Thursday started off with another Sammy request; Kona coffee. Before doing that though Sam picked out a breakfast place called Basik Cafe, which served granola and acai and various other good-for-you things.

While we were sitting on the second floor open air eating area we noticed that we could see Dolphins doing flips and twirls in the small bay across the road.  This bay just happens to be adjacent to our hotel as well.

 

Before heading up the road to the coffee farm we sat on the rocks by the bay for a bit.

After touring the coffee farm we went to lunch at Umeke’s Poke, which was fresh and fantastic.   We sampled everything and had a hard time deciding what to get.  Sam ended up getting seared Ahi, which was probably the best (even though it was a poke restaurant).  The Ahi was actually better than a $32 plate of seared Ahi we’d later have in Kauai.
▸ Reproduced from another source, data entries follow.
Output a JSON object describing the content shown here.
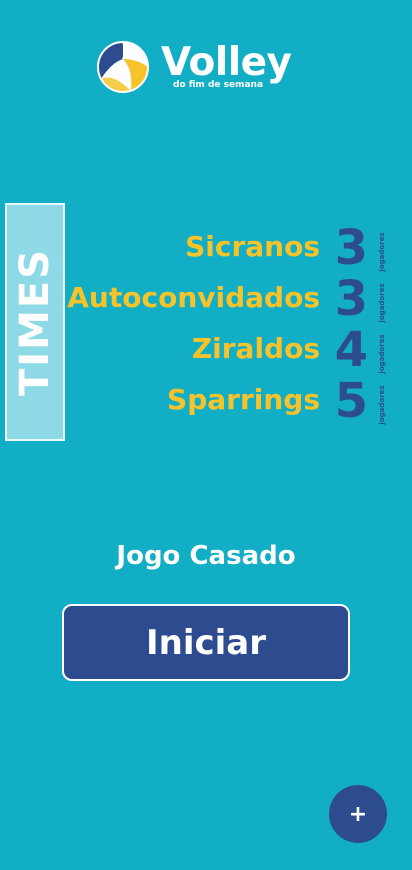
{
  "logo": {
    "title": "Volley",
    "subtitle": "do fim de semana",
    "icon": "volleyball-icon"
  },
  "side_tab": {
    "label": "TIMES"
  },
  "teams": [
    {
      "name": "Sicranos",
      "count": "3",
      "unit": "jogadores"
    },
    {
      "name": "Autoconvidados",
      "count": "3",
      "unit": "jogadores"
    },
    {
      "name": "Ziraldos",
      "count": "4",
      "unit": "jogadores"
    },
    {
      "name": "Sparrings",
      "count": "5",
      "unit": "jogadores"
    }
  ],
  "game_mode": "Jogo Casado",
  "start_button": "Iniciar",
  "fab": {
    "label": "+",
    "icon": "plus-icon"
  },
  "colors": {
    "background": "#12aec5",
    "team_name": "#f6c32b",
    "accent": "#2d4b8f",
    "tab": "#8ed9e6"
  }
}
It was so good (spoiler warning) that we made a point to go back for lunch the next day as well.  So fresh there’s the tuna behind the counter.

We had to drive to the local shopping mall to get picked up for our Mauna Kea tour, so we decided to get shaved ice while waiting.

 

The drive to Mauna Kea was a long one, but the tour guide had a well rehearsed informative speech that lasted for hours.
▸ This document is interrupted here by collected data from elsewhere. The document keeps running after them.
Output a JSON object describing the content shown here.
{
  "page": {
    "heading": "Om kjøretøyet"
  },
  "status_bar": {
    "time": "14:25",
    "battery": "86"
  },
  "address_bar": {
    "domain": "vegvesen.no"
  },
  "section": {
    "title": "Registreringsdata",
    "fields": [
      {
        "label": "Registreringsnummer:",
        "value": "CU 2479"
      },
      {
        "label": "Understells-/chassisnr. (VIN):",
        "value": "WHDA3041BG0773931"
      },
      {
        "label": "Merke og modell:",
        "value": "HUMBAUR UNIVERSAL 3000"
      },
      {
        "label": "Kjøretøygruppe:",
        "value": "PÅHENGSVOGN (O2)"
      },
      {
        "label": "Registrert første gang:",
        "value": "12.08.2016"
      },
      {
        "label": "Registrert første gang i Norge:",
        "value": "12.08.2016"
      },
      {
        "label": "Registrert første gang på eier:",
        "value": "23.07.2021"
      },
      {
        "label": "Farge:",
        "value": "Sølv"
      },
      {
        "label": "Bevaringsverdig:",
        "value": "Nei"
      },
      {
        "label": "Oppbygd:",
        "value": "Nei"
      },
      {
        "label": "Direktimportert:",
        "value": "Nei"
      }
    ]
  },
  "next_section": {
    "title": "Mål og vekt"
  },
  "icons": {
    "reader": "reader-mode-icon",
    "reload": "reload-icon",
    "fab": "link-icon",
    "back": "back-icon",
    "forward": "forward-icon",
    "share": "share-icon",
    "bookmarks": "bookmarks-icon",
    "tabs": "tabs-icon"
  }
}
At the visitors center halfway up the mountain we ate a prepared dinner (vegetable lasagna) and donned our arctic parkas.  The van then took us up the gravel trail the rest of the way to the observatories, stopping once for photos.

There is a set of lower observatories you stop at first before the main ones.

 At the observatories Sam and I hiked up to the peak.  It wasn’t a long hike, but due to the altitude it was rough both from the wind, the cold and the thin air.

 

Unfortunately the clouds at all levels were dense that day, so the sunset, which should have been “amazing” up there, was underwhelming.  After the sunset the group got back in the vans, and went back to the visitors center (actually a spot adjacent) to look through high powered telescopes at the sky.

The first few things we looked at were far away planet clusters, which honestly weren’t that entirely interesting as they just showed up as little white lights, which is essentially what you could see in the clear night sky anyway.  The bad thing was that with all the haze the sky wasn’t that clear for us in a place that is supposed to be the “clearest sky on earth.”

 However, there were three more things that increased the interesting factor.  First, we saw a meteor burn up and fall over the far side of the mountain.  Although Sam and I saw a shooting star over hollywood one night, we’d never seen a shooting star before. Next, we looked through the telescopes at Jupiter and it’s three moons.  The moons looked like stars, but you could clearly see the equitorial storms on Jupiter’s “surface” as dark bands.  Last, we had hot chocolate and looked at the moon, which was full and bright that night, so bright they had to put several filters on the telescopes before you could see the craters.